Wednesday, May 28, 2014 - for immediate release

Midtown Oakville Strategy given the green light to move forward

At the May 27, 2014, Special Planning and Development Council meeting, staff presented reports that will help give shape to the Midtown Oakville Strategy — a comprehensive plan that looks at the area bounded by the QEW to the north, Cornwall Road to the south, Chartwell Road to the east, and Sixteen Mile Creek valley to the west.

“Council’s vision for Midtown is a vibrant urban centre that enhances Oakville’s outstanding livability,” Mayor Rob Burton said. “We’ll start to turn our Midtown vision into a reality by extensively consulting the public, the end result being highly reflective of Oakville residents’ input.”

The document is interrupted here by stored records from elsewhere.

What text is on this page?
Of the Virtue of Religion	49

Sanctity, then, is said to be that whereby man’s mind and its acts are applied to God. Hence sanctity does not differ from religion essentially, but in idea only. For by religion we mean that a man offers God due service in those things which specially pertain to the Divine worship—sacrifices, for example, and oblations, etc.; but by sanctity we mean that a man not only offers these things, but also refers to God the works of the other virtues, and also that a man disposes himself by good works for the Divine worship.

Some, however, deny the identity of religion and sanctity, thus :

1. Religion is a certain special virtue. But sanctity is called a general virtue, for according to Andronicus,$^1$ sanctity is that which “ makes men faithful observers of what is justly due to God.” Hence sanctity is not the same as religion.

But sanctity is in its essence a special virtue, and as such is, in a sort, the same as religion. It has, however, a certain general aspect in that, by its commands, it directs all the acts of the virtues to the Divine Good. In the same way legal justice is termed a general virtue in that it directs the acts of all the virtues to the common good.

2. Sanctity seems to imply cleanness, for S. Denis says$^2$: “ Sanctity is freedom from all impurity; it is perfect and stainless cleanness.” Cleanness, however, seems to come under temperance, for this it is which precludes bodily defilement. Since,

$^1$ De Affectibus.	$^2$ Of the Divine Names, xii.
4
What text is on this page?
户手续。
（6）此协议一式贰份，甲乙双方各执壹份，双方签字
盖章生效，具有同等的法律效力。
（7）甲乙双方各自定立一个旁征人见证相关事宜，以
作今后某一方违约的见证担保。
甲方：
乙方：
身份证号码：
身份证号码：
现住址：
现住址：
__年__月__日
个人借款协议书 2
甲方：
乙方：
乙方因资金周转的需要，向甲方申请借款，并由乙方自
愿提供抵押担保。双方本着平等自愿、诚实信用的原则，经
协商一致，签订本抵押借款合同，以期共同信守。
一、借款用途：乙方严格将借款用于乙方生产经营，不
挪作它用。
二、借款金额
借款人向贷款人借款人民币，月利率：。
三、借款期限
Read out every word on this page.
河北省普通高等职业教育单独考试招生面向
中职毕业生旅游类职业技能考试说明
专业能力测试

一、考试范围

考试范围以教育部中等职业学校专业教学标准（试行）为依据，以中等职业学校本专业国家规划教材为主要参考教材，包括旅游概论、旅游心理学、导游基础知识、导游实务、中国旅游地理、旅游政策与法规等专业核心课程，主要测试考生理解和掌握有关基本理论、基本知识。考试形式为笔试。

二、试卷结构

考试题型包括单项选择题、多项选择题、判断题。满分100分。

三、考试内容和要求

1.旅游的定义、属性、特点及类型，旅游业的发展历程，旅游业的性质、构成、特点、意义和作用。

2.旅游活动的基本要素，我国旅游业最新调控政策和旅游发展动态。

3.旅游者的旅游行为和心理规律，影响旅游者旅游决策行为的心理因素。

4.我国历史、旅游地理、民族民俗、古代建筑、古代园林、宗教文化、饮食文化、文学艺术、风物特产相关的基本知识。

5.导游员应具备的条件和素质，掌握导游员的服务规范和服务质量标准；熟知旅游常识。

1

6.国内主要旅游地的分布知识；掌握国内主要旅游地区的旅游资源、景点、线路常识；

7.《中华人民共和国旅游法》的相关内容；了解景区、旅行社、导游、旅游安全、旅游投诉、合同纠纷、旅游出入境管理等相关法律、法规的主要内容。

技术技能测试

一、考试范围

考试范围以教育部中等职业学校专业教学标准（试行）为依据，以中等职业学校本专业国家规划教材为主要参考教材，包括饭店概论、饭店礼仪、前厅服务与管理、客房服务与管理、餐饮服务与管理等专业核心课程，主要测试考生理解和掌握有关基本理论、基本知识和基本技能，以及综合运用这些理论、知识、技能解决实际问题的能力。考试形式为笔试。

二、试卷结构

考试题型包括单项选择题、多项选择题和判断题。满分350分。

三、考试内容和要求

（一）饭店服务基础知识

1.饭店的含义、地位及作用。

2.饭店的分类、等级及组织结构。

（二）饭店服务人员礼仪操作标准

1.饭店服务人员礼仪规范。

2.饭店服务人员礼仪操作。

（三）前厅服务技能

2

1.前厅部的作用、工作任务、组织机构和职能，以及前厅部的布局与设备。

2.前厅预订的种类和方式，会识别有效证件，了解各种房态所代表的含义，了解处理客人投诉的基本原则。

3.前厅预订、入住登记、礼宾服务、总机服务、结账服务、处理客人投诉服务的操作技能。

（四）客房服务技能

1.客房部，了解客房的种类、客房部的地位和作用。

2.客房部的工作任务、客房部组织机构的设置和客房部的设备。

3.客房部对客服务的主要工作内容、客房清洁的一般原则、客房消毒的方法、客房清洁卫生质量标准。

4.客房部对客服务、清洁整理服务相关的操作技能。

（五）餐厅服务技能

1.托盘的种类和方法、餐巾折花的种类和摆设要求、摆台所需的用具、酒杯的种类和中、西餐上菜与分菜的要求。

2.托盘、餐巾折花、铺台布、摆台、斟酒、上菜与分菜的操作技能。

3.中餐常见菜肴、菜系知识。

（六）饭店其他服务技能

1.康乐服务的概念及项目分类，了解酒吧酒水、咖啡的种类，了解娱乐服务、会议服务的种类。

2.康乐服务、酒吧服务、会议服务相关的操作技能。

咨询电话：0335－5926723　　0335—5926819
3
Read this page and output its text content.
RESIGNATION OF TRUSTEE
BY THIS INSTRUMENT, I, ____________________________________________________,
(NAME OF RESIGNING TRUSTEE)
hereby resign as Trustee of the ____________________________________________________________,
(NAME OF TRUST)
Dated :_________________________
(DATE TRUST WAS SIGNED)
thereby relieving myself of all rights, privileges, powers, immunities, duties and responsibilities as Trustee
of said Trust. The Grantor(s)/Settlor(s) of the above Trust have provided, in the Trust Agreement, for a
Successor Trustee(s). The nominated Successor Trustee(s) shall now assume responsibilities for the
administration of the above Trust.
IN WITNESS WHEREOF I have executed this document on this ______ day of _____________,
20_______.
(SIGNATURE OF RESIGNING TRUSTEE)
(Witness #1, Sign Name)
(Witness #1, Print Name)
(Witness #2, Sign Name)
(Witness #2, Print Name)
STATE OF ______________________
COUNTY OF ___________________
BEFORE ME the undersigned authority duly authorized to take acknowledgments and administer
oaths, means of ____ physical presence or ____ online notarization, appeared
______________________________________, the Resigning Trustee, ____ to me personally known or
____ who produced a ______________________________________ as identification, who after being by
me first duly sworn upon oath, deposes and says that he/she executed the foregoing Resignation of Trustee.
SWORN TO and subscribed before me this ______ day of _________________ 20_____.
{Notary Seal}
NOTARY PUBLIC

One of the Midtown Oakville Strategies was to complete a Class Environmental Assessment (EA) to confirm the significant transportation and stormwater network improvements that would be required to support growth in Midtown. The staff report highlighted the following recommendations from the Environmental Study Report:

  • Improvements to transportation/roads to, from and around Midtown for cyclists, pedestrians, motorists and transit
  • Improvements to Iroquois Shore Road
  • Improvements to the Royal Windsor Drive interchange
  • Improvements for active transportation and pedestrian crossings
  • Improvements to stormwater management

The Environmental Study Report will be available for public review for 30 days, from June 5-July 4, 2014 at the Oakville Public Library Central Branch, Halton Region, and at Town Hall at ServiceOakville, in the Clerk's, Planning and Engineering and Construction departments.

Council also received an update on the overall Midtown Strategy and two other studies — the Parking Study and the Urban Design Study. These background studies and the EA will inform updates to the proposed Livable Oakville and Zoning By-law 2014-014 that support the long-term redevelopment of Midtown.

The draft official plan amendment to Livable Oakville includes modifications to the text and schedules and implements recommendations from the recent environmental assessment, parking and urban design studies.

The draft amendment to Zoning By-law 2014-014 introduces new zoning for all Midtown lands. It includes new use permissions, regulations and parking requirements, as well as holding provisions – criteria that limit redevelopment until certain conditions are met – all of which implement the policies and direction of Livable Oakville.

Consultation with stakeholders and the public regarding the proposed implementation of Midtown Oakville, which includes the draft official plan and zoning by-law amendments, will be held over the next few months. An open house will be held on June 11, 2014, at 7 p.m. at Town Hall.

Staff will report back later this year on associated projects, including a community improvement program, a municipal parking strategy, and incentive policies aimed at realizing the Midtown vision.

Midtown has long been recognized for its redevelopment potential due its location, and the number of vacant or underutilized properties. In 2006, the Growth Plan identified Midtown Oakville as an Urban Growth Centre (UGC) and required the area to accommodate approximately 20,000 residents and jobs. Midtown Oakville has been planned for approximately 12,000 residents and 8,000 jobs. Currently, the area is home to approximately 831 residents (2011 Census) and 3,262 full-time, part-time and seasonal jobs (2013 Halton Region Employment Survey).